Larry Tagg has launched a blog and his first post attacks the Goodwin meme of Lincoln leading a team of rivals working in harness for cause and country. It's really all you could want or expect on the subject from a single blog entry. He sums it up:

"Lincoln’s 'team of rivals' was hardly a success—rather than act as a template for modern administrations, it should be a cautionary tale."
Again, one must ask where are the Lincoln scholars? What island are they vacationing on? Tagg is indeed the author of Lincoln: the Story of the Most Reviled President (as well as his better known Generals of Gettysburg) but his public persona is more that of singer-songwriter.

The heavy lifting is being left to others. Good heavens, I mean they're sending in graduate students to do the talking instead of the professors. Disgraceful.

Exception: Allan Guelzo weighs in with a a firm veto. "Nor did Lincoln encourage rivalry," he notes. Amen. James Oakes, a scholar who is just beginning to turn his attention to Lincoln, is also displeased. He notes, "there was nothing new in what Lincoln did," and "not much of what made him great can be discerned in his appointment of a contentious, envious and often dysfunctional collection of prima donnas to his cabinet."

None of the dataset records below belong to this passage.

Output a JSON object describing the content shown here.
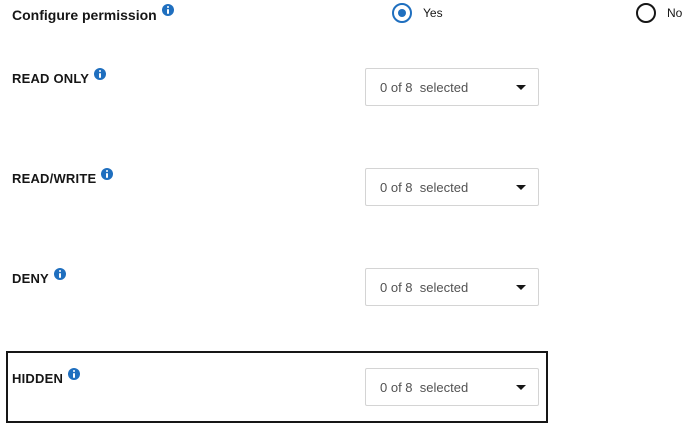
{
  "configure": {
    "title": "Configure permission",
    "options": [
      {
        "label": "Yes",
        "checked": true
      },
      {
        "label": "No",
        "checked": false
      }
    ]
  },
  "permissions": [
    {
      "label": "READ ONLY",
      "dropdown_value": "0 of 8  selected"
    },
    {
      "label": "READ/WRITE",
      "dropdown_value": "0 of 8  selected"
    },
    {
      "label": "DENY",
      "dropdown_value": "0 of 8  selected"
    },
    {
      "label": "HIDDEN",
      "dropdown_value": "0 of 8  selected"
    }
  ],
  "icons": {
    "info": "info-icon",
    "dropdown": "chevron-down-icon"
  },
  "colors": {
    "accent": "#1f6fbf",
    "text": "#161616",
    "muted": "#525252",
    "border": "#d4d4d4"
  }
}
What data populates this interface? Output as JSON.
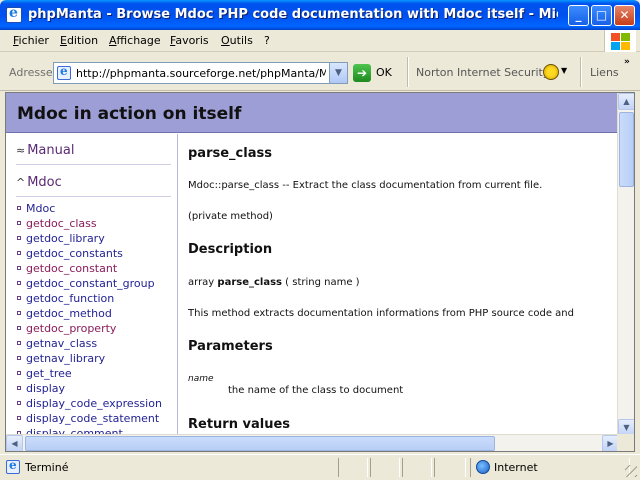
{
  "window": {
    "title": "phpManta - Browse Mdoc PHP code documentation with Mdoc itself - Microsoft Inter...",
    "min_glyph": "_",
    "max_glyph": "□",
    "close_glyph": "✕"
  },
  "menu": [
    "Fichier",
    "Edition",
    "Affichage",
    "Favoris",
    "Outils",
    "?"
  ],
  "address": {
    "label": "Adresse",
    "url": "http://phpmanta.sourceforge.net/phpManta/Mdoc/a",
    "go_label": "OK",
    "go_glyph": "➔",
    "toolbar_item": "Norton Internet Security",
    "links_label": "Liens",
    "links_chevron": "»"
  },
  "page": {
    "header_title": "Mdoc in action on itself",
    "sidebar": {
      "manual_label": "Manual",
      "manual_arrow": "≈",
      "mdoc_label": "Mdoc",
      "mdoc_arrow": "^",
      "items": [
        {
          "label": "Mdoc",
          "visited": false
        },
        {
          "label": "getdoc_class",
          "visited": true
        },
        {
          "label": "getdoc_library",
          "visited": false
        },
        {
          "label": "getdoc_constants",
          "visited": false
        },
        {
          "label": "getdoc_constant",
          "visited": true
        },
        {
          "label": "getdoc_constant_group",
          "visited": false
        },
        {
          "label": "getdoc_function",
          "visited": false
        },
        {
          "label": "getdoc_method",
          "visited": false
        },
        {
          "label": "getdoc_property",
          "visited": true
        },
        {
          "label": "getnav_class",
          "visited": false
        },
        {
          "label": "getnav_library",
          "visited": false
        },
        {
          "label": "get_tree",
          "visited": false
        },
        {
          "label": "display",
          "visited": false
        },
        {
          "label": "display_code_expression",
          "visited": false
        },
        {
          "label": "display_code_statement",
          "visited": false
        },
        {
          "label": "display_comment",
          "visited": false
        }
      ]
    },
    "main": {
      "func_name": "parse_class",
      "summary": "Mdoc::parse_class -- Extract the class documentation from current file.",
      "visibility": "(private method)",
      "description_heading": "Description",
      "signature_type": "array ",
      "signature_name": "parse_class",
      "signature_args": " ( string name )",
      "body": "This method extracts documentation informations from PHP source code and",
      "parameters_heading": "Parameters",
      "param_name": "name",
      "param_desc": "the name of the class to document",
      "return_heading": "Return values"
    }
  },
  "status": {
    "text": "Terminé",
    "zone": "Internet"
  },
  "colors": {
    "header_bg": "#9e9ed6",
    "link": "#232394",
    "visited_link": "#8a1c5a",
    "titlebar": "#0050ee"
  }
}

Got another exception to the rule of AWOL Lincoln experts? Send it in.

Meanwhile, nearly all of the flak fired at Goodwin's Zeppelin is coming from mere political bloggers, left and right, who due to their interest in politics have bothered to look at the validity of the meme.

Below the Beltway: Not much of a team, but definitely rivals; Team of Rivals? More like a Dysfunctional Team of Enemies

Demockracy: Team of Dysfunctional Rivals

Open Left: bad analogies can be destructive

Truthdig (Joe Conason): Not a team of rivals at all. Get this:

When the journalistic pack bites into a tasty cliché, they often refuse to let go, lazily chewing and regurgitating a phrase like “team of rivals” long after the flavor is gone.
Hah. Finally, let me quote myself quoting Thomas and Hyman two years ago:

"The intra-cabinet feuding was beyond Lincoln's power to prevent, but he had let it go on much too long. Further, his willingness to let cabinet officers run their departments almost without supervision, except for the war office, had permitted vexatiously contradictory and independant policies to go on at the same time."
Lincoln scholars, your break's over. Get to work.

Hat tip on LT's new blog to Ted Savas.

p.s. An alert correspondent sent in this link about the time this was posted. Foner is quoted but not contra Goodwin; he makes a generic remark about hubris instead.